中東で民主主義が定着しない「本当の理由」~イスラームをめぐる2つの問題について

末近 浩太 プロフィール

イスラーム主義者の政権を許さない国際社会

他方、もう1つの「イスラームに対する問題」は、イスラーム主義者の政治参加の是非についての問題である。

前述のように、中東の独裁体制においては、イスラーム主義者が民主化勢力を主導してきた歴史がある。そのため、ひとたび政変が起これば、その後の選挙で彼ら彼女らが躍進する現象がたびたび見られてきた。

2011年の「アラブの春」においては、チュニジアではナフダ党、エジプトでは自由公正党というイスラーム政党が政変後の選挙で勝利した。歴史を振り返ってみれば、アルジェリアのイスラーム解放戦線(FIS、1991年)、イラクのイラク・イスラーム・ダアワ党(2005年)、パレスチナ自治政府ではハマース(2006年)が、それぞれ国政選挙にて勝利を収めてきた。

しかし、民主的に選ばれたこれらの政権は、いずれもがイスラーム主義の伸張を危惧する国際社会による冷淡な仕打ちを受けることとなった。欧米諸国からの経済援助の停止や外交関係の凍結などが実施されたことで、イスラーム政党による執政は行き詰まり、その結果、内政の混乱や内戦といった事態がもたらされた。

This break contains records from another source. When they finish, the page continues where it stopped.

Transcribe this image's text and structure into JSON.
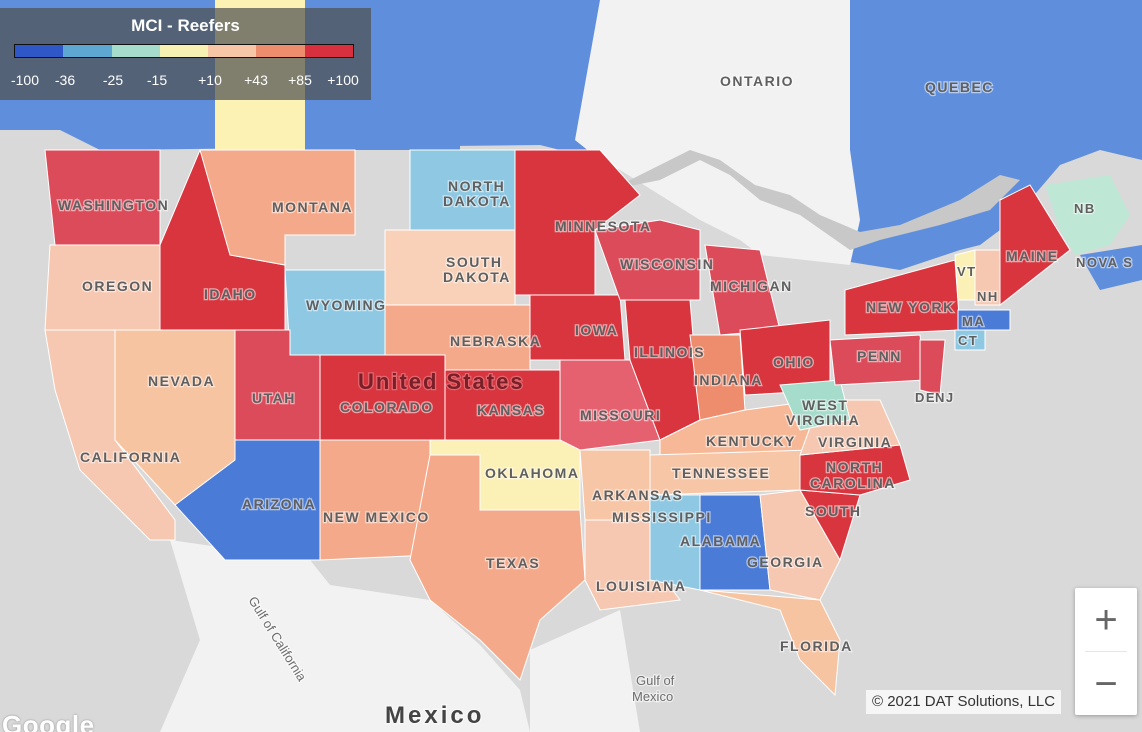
{
  "legend": {
    "title": "MCI - Reefers",
    "colors": [
      "#2f57c7",
      "#5fa7d3",
      "#a6dccb",
      "#f6f0b3",
      "#f7c6a6",
      "#ee8d6d",
      "#d8303e"
    ],
    "ticks": [
      "-100",
      "-36",
      "-25",
      "-15",
      "+10",
      "+43",
      "+85",
      "+100"
    ]
  },
  "palette": {
    "ocean": "#d9d9d9",
    "land_other": "#f2f2f2",
    "canada": "#5f8fdc",
    "state_border": "#ffffff"
  },
  "labels": {
    "ontario": "ONTARIO",
    "quebec": "QUEBEC",
    "nb": "NB",
    "nova_scotia": "NOVA S",
    "maine": "MAINE",
    "vt": "VT",
    "nh": "NH",
    "ma": "MA",
    "ct": "CT",
    "nj": "NJ",
    "de": "DE",
    "washington": "WASHINGTON",
    "oregon": "OREGON",
    "california": "CALIFORNIA",
    "nevada": "NEVADA",
    "idaho": "IDAHO",
    "montana": "MONTANA",
    "wyoming": "WYOMING",
    "utah": "UTAH",
    "arizona": "ARIZONA",
    "colorado": "COLORADO",
    "new_mexico": "NEW MEXICO",
    "north_dakota_1": "NORTH",
    "north_dakota_2": "DAKOTA",
    "south_dakota_1": "SOUTH",
    "south_dakota_2": "DAKOTA",
    "nebraska": "NEBRASKA",
    "kansas": "KANSAS",
    "oklahoma": "OKLAHOMA",
    "texas": "TEXAS",
    "minnesota": "MINNESOTA",
    "iowa": "IOWA",
    "missouri": "MISSOURI",
    "arkansas": "ARKANSAS",
    "louisiana": "LOUISIANA",
    "wisconsin": "WISCONSIN",
    "illinois": "ILLINOIS",
    "michigan": "MICHIGAN",
    "indiana": "INDIANA",
    "ohio": "OHIO",
    "kentucky": "KENTUCKY",
    "tennessee": "TENNESSEE",
    "mississippi": "MISSISSIPPI",
    "alabama": "ALABAMA",
    "georgia": "GEORGIA",
    "florida": "FLORIDA",
    "south_carolina": "SOUTH",
    "north_carolina_1": "NORTH",
    "north_carolina_2": "CAROLINA",
    "virginia": "VIRGINIA",
    "west_virginia_1": "WEST",
    "west_virginia_2": "VIRGINIA",
    "penn": "PENN",
    "new_york": "NEW YORK",
    "united_states": "United States",
    "mexico": "Mexico",
    "gulf_of_mexico_1": "Gulf of",
    "gulf_of_mexico_2": "Mexico",
    "gulf_of_california": "Gulf of California"
  },
  "zoom": {
    "in": "+",
    "out": "−"
  },
  "attribution": "© 2021 DAT Solutions, LLC",
  "google": "Google"
}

国際社会は、これらの政権が民主的に成立したことを認めながらも、その後の政権運営が非民主的であるとの主張をしてきた。

ムスリムが実現を目指す「民主主義」

このような民主主義をめぐる「イスラームそのものの問題」と「イスラームに対する問題」の両者は、どうしたら解決することができるのか。

最も単純な解決法、そして、実際に何度も試みられてきたのは、中東諸国に自由主義と世俗主義を徹底させることであろう。西洋近代が培ってきた民主主義の移植と言い換えてもよい。そうすれば、政治にイスラームを持ち込む者もいなくなり、また、国際社会もその政治のあり方に「満足」するものと期待される。

しかし、「アラブの春」後の各国におけるイスラーム政党の躍進を見る限りにおいて、イスラームの教えや価値観を何らかのかたちで政治に反映することに賛同する人びとが社会に数多く存在することは明らかになっている。安易に彼ら彼女らの声を封殺するような政策は、それ自体が民主的ではないとも言える。

だとすれば、今日の世界が取り組まなければならない課題は、ムスリムが民主主義を受け入れるかどうかではなく、ムスリムがどのような民主主義を実現するのか、であろう。

実際、現代のムスリム論者のあいだでも、イスラームと民主主義の関係をめぐる議論は一大テーマとなってきた。

イスラームには民主主義に通底する考え方(たとえば、「合議」の教え)があるため、両者には矛盾はないと論じる立場が主流であるが、そのなかでも、それゆえに西洋的な民主主義を拒絶する立場と、イスラームとの折り合いをつけながら西洋的な民主主義を推進するべきとする立場に分かれる。

また、選挙に代表される民主主義の基礎となる制度だけを利用すべきとする限定的な立場をとる論者もいる。